Today there are over 2,000 varieties of cheese to choose from. To say nothing of the varieties and amendments you can find within the individual varieties like dilled Havarti and blueberry aged white cheddar. As for cheeseballs, I have seen both sweet and savory selections. The possibilities are endless.
Raise a Cracker
There seems to be a trend where certain foodies (who shall remain unnamed here, but you know who you are) snub the cheeseball as a gummy middle class gastrointestinal mediocrity. I disagree with those foodies and say that if it is packed with fresh ingredients and has well balanced flavors, dig in!

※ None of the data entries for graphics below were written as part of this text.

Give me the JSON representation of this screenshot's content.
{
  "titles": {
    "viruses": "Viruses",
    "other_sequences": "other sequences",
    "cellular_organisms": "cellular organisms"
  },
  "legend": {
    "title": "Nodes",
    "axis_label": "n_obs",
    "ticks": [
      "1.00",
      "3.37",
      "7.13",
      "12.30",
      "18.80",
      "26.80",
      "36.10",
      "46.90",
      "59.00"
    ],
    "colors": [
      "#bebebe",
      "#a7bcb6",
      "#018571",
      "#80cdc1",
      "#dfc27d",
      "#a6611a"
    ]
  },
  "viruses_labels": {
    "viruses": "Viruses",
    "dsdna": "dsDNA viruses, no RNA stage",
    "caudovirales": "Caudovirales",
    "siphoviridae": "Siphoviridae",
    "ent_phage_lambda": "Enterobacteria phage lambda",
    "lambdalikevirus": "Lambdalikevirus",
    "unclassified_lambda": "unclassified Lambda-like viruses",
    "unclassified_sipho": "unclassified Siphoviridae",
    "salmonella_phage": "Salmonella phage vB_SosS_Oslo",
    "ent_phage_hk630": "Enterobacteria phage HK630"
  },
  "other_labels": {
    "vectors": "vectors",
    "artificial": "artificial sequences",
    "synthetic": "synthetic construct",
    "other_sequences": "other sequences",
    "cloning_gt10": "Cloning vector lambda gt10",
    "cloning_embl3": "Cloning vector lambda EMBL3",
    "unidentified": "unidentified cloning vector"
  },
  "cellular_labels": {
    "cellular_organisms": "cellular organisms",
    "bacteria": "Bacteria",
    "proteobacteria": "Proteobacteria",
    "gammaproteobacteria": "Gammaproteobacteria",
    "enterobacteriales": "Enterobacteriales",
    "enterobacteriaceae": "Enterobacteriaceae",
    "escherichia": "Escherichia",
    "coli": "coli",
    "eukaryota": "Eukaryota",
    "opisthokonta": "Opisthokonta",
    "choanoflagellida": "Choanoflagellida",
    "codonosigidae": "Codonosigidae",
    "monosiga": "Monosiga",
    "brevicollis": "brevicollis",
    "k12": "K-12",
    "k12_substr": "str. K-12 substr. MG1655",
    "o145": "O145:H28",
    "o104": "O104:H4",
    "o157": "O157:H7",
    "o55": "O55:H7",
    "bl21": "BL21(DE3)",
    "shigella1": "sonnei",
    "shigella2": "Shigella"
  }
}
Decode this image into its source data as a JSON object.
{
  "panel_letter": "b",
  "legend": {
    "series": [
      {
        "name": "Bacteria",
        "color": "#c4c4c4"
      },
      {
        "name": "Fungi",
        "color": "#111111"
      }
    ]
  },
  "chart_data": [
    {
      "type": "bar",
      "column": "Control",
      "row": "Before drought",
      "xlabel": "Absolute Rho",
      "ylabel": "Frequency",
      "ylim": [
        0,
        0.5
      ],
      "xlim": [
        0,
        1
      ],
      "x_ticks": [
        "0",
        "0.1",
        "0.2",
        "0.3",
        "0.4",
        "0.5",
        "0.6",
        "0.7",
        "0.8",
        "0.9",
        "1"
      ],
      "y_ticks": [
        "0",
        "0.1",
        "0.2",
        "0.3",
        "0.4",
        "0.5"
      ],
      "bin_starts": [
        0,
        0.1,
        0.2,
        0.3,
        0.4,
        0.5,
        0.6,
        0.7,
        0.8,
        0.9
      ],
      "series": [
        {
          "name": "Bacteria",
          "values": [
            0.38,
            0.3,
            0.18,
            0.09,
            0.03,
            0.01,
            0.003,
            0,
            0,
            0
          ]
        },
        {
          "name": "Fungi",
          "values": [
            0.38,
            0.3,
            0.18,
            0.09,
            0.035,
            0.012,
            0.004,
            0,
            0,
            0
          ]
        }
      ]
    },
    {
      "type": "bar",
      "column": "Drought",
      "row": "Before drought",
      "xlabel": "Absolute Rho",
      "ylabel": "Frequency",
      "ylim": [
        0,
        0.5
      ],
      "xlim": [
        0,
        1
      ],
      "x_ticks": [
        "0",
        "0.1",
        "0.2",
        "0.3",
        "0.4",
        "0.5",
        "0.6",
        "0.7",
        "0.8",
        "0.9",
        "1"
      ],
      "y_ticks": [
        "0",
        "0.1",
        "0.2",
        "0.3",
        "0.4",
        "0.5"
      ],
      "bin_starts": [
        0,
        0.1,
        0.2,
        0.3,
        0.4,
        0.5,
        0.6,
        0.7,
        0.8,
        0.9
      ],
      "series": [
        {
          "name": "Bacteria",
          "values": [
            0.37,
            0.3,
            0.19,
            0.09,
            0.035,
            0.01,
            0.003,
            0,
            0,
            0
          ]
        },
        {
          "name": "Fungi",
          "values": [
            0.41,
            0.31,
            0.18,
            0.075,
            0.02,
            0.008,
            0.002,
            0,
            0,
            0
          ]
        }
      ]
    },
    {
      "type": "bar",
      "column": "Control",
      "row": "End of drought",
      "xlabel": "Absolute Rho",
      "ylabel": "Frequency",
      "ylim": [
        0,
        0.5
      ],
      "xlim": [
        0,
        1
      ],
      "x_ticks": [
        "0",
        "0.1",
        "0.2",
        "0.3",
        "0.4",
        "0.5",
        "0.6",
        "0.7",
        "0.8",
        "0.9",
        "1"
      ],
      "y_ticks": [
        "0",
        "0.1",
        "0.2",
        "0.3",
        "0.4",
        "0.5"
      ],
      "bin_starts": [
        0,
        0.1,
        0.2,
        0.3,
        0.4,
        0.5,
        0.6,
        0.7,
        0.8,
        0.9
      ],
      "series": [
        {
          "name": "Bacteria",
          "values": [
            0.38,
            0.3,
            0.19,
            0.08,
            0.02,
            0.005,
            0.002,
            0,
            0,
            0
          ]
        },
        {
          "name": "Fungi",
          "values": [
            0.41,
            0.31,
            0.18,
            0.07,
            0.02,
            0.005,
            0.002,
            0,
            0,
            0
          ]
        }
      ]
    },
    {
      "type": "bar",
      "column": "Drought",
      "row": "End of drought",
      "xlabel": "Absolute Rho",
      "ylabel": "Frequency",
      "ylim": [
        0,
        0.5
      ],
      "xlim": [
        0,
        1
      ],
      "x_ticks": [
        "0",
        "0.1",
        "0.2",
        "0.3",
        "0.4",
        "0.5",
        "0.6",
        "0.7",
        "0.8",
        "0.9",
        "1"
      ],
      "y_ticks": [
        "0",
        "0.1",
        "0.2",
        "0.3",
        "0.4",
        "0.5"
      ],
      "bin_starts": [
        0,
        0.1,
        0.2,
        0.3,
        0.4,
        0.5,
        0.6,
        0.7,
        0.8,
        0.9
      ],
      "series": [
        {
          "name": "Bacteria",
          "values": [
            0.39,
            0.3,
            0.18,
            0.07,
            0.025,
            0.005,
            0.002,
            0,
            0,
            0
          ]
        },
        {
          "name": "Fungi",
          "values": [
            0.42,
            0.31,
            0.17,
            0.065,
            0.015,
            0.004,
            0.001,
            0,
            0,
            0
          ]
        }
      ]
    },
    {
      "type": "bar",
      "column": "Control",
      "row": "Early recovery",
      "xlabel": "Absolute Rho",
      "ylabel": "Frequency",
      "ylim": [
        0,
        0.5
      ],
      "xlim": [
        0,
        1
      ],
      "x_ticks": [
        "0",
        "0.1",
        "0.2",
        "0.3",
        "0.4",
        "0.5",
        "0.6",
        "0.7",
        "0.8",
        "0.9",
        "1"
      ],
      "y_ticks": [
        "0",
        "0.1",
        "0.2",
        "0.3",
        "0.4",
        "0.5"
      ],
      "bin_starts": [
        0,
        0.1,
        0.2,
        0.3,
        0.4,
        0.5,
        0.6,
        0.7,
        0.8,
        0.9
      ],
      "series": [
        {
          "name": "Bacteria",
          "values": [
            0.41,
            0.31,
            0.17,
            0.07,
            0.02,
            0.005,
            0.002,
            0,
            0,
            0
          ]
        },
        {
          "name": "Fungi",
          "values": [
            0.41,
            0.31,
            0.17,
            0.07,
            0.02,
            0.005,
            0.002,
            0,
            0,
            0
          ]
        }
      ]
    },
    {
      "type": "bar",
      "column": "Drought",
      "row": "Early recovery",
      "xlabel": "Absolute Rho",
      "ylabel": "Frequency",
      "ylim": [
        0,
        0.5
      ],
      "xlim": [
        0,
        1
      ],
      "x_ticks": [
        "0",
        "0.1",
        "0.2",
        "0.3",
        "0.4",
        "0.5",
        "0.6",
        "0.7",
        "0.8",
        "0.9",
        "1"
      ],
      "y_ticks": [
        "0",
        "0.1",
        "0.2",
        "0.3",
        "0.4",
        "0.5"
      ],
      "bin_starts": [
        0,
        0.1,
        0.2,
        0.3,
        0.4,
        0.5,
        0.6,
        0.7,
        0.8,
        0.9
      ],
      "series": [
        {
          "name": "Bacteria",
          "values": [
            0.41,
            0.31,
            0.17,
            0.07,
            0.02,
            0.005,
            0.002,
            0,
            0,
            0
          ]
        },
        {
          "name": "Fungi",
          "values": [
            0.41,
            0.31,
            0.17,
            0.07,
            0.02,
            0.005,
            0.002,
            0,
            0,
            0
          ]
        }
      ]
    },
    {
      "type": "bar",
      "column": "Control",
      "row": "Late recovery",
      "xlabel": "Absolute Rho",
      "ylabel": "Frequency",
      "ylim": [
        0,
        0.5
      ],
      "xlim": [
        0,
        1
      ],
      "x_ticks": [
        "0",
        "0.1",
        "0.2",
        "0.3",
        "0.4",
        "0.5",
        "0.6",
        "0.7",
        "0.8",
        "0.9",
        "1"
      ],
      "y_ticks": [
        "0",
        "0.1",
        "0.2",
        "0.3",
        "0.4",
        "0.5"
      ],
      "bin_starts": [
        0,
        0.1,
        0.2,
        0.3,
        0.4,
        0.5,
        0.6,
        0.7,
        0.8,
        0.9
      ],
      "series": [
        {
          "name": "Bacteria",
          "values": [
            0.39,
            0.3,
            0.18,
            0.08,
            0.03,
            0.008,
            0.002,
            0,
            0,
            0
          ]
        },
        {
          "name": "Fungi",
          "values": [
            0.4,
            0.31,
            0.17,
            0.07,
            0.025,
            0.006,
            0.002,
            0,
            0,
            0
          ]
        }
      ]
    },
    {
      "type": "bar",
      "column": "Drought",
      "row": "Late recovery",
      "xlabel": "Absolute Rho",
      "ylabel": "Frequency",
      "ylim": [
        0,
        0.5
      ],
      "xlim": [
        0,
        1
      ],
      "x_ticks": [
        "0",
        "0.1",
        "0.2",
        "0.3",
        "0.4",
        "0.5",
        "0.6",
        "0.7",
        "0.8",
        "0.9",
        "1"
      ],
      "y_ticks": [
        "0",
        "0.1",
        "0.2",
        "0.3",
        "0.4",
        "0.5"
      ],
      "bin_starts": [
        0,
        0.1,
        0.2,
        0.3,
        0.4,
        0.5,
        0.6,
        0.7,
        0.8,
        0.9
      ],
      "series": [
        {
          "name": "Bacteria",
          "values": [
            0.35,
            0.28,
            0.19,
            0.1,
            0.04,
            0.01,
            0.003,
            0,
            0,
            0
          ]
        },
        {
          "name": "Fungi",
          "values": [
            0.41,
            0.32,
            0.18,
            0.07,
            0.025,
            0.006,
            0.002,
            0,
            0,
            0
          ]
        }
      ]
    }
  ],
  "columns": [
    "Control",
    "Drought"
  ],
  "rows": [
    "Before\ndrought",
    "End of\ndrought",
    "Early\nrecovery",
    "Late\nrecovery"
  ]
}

I can think of few other appetizers that offer the creator such an endless parade of diversity in flavor and ingredients. What other appetizer can you adapt to make it so much your own? I raise a cracker to the sometimes misaligned cheeseball because it can be tasty and it has sustained us through Christmases and Football games innumerable. I hope you enjoy my take on this model of gathering goodness.